Is It Bipolar Or Substance Use?

Sixteen psychiatrists we have interviewed are changing their approach to diagnosing bipolar, substance use and other mood disorders, which for policy makers and insurers ought to matter and may be an impetus for higher reimbursement if the changes lead to faster and better outcomes for patients. 

The backstory: substances can look like mania and mania can drive substance use, according to Dr. Daniel Suter, a psychiatrist. He says this complicates diagnostics. Take cocaine or alcohol withdrawal - both lead to agitation, emotional volatility, decreased sleep.

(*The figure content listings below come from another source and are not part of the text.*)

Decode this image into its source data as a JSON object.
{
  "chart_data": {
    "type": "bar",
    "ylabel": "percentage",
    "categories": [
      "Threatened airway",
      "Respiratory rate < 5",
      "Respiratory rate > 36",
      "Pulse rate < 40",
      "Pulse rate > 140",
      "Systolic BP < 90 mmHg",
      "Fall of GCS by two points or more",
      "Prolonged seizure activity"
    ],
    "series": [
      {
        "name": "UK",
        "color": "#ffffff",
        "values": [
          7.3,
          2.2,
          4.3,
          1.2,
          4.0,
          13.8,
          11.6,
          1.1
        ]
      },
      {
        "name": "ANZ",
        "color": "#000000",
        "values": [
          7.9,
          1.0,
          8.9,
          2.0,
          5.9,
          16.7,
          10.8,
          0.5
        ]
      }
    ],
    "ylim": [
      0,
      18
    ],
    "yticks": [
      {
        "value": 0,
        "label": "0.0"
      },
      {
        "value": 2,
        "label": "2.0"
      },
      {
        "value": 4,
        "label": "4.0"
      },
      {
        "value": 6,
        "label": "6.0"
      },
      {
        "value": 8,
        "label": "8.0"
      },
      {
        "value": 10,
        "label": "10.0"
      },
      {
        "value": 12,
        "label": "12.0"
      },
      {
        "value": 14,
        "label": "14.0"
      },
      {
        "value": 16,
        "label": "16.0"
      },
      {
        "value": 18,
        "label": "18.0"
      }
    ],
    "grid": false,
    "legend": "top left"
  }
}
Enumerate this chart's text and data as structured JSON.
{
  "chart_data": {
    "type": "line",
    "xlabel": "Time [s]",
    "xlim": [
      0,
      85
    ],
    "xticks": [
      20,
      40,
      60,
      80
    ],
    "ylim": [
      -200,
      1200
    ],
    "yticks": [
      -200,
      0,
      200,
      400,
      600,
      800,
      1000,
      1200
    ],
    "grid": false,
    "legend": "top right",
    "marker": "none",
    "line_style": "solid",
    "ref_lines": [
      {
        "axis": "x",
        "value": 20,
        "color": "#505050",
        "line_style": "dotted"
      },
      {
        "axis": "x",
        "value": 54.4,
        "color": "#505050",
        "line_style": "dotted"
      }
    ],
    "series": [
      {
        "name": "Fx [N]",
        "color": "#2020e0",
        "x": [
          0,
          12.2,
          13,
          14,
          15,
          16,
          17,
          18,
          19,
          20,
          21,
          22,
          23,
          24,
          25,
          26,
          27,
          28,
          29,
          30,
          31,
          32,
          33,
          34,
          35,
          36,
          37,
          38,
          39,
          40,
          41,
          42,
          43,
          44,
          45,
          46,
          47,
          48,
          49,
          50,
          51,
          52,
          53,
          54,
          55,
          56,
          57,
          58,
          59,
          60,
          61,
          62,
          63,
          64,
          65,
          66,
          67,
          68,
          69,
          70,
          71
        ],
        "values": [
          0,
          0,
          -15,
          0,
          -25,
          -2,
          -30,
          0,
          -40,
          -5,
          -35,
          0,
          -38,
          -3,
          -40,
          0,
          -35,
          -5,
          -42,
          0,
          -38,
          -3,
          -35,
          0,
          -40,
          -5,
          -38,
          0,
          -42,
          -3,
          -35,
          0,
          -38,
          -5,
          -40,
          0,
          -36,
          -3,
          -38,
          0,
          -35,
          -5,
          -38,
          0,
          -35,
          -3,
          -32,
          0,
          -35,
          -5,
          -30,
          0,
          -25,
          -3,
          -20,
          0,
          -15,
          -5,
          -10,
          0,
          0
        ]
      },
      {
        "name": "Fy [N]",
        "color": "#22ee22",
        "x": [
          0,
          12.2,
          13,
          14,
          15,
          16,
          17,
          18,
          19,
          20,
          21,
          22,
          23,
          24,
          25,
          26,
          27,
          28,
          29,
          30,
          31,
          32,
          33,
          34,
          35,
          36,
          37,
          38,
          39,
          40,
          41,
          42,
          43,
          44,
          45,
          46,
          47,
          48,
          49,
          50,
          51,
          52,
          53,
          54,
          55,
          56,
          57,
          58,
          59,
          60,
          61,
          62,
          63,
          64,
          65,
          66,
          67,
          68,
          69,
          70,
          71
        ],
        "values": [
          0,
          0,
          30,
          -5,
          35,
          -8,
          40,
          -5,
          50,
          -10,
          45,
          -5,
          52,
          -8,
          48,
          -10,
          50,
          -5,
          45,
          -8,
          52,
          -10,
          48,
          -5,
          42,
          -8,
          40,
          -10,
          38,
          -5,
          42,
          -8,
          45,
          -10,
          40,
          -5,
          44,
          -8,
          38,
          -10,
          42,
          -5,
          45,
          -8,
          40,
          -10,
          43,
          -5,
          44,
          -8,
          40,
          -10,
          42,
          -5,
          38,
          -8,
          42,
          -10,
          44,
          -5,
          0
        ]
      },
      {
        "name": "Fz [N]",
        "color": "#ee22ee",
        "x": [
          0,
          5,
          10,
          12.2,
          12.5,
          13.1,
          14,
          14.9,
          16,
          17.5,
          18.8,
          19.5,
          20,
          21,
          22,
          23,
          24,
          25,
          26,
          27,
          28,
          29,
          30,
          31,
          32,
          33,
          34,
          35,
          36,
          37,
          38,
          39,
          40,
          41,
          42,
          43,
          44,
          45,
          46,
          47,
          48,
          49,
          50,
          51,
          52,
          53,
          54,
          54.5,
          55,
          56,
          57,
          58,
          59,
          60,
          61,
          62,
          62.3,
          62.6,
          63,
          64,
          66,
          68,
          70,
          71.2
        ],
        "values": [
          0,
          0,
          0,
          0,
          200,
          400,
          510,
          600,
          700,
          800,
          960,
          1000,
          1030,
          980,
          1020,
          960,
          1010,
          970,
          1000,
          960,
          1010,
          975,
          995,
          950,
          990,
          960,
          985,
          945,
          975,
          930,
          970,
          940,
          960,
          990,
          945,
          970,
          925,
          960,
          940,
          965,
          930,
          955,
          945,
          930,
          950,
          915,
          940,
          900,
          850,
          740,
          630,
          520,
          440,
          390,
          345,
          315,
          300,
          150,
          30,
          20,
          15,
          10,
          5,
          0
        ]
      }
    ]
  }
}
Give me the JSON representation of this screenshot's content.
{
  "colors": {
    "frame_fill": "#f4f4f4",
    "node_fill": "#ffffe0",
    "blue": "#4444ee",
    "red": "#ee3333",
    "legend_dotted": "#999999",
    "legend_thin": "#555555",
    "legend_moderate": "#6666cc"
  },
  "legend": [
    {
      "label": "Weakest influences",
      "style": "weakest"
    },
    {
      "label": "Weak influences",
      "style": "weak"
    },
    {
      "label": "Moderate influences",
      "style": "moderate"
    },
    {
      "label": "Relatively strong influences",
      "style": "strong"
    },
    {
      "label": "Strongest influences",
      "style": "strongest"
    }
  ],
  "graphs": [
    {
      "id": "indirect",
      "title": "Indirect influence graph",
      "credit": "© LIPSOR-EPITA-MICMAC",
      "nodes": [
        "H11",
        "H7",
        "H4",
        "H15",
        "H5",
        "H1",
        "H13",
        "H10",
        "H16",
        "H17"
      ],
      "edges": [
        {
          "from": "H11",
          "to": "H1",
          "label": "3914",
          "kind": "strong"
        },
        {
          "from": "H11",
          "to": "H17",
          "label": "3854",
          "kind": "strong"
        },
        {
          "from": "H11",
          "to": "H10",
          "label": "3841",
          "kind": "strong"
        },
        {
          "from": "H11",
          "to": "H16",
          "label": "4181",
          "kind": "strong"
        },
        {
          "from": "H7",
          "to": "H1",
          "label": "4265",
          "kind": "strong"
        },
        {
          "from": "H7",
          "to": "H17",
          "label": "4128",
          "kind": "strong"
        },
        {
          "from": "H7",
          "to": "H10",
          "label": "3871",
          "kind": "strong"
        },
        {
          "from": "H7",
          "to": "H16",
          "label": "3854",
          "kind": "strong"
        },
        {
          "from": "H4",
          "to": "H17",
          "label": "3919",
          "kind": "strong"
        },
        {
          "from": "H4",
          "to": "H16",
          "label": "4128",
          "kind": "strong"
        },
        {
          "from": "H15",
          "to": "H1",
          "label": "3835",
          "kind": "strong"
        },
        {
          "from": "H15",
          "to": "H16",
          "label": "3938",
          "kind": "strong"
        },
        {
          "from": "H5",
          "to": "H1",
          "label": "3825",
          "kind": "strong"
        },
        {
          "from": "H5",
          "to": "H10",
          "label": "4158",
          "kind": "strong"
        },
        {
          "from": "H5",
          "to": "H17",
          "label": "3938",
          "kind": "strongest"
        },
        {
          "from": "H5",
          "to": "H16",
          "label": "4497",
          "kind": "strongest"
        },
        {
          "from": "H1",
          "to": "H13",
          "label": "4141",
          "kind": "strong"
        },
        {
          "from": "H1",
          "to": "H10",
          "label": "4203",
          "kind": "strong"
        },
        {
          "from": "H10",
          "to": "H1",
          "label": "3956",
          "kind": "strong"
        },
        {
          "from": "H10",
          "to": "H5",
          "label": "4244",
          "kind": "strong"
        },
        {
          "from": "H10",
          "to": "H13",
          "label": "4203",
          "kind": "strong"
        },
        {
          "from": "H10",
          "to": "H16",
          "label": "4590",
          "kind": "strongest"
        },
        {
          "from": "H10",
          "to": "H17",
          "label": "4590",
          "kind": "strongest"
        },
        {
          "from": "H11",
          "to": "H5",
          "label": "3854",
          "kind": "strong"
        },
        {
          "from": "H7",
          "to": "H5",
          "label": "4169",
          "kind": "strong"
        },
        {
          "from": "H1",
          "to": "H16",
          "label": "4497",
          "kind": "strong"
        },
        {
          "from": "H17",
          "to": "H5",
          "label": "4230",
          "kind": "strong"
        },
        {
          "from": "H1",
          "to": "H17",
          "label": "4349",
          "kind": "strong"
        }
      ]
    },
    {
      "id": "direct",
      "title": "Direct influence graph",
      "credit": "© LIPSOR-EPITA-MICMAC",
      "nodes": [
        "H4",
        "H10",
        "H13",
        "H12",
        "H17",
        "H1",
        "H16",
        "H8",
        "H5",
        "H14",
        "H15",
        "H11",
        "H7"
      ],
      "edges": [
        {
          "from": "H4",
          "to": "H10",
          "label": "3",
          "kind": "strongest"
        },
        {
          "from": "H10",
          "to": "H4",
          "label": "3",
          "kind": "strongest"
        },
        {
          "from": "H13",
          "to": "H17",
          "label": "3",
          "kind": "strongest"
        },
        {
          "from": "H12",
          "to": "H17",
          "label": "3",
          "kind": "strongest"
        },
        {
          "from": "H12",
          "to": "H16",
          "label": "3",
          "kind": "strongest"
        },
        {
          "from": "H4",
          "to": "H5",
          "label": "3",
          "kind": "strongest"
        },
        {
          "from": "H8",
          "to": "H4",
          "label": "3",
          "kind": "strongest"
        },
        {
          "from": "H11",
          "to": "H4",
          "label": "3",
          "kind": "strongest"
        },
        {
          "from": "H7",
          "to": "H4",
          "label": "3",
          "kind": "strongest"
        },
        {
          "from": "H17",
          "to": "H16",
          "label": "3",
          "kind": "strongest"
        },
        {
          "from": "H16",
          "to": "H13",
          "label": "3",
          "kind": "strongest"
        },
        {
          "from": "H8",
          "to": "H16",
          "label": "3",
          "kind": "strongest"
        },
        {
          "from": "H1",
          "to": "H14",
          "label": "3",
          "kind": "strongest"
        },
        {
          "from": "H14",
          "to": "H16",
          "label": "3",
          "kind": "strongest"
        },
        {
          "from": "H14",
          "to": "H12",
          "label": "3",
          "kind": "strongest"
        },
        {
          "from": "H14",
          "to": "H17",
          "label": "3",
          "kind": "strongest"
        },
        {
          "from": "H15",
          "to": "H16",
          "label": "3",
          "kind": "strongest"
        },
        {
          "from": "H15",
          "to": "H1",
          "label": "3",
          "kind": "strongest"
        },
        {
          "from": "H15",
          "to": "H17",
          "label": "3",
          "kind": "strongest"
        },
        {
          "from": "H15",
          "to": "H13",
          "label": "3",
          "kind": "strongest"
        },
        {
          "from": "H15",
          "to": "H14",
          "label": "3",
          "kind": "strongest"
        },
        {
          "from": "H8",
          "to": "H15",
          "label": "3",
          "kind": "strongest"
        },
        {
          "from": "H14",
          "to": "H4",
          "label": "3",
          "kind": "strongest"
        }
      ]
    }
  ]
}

But bipolar can lead to substance use, and a manic episode can make alcohol or drug use more likely, notes psychiatrist Valerie Kalan.  Suter says psychiatrists shouldn't dismiss bipolar just because substances are involved, but they also shouldn't fully trust a bipolar label until they can determine the timeline, "like if the patient's mood episode occurs during sustained sobriety," or if the patient arrives depressed: is it bipolar depression or substance-induced mood disorder, or trauma plus sleep disruption? It may be a combination and the answers matter - they change the treatment plan.

The goal is to get the right diagnosis before years of mistreatment, which 13 of 16 said is happening way too often, and payers have said will matter more as they look to the industry to get patients to goal quicker.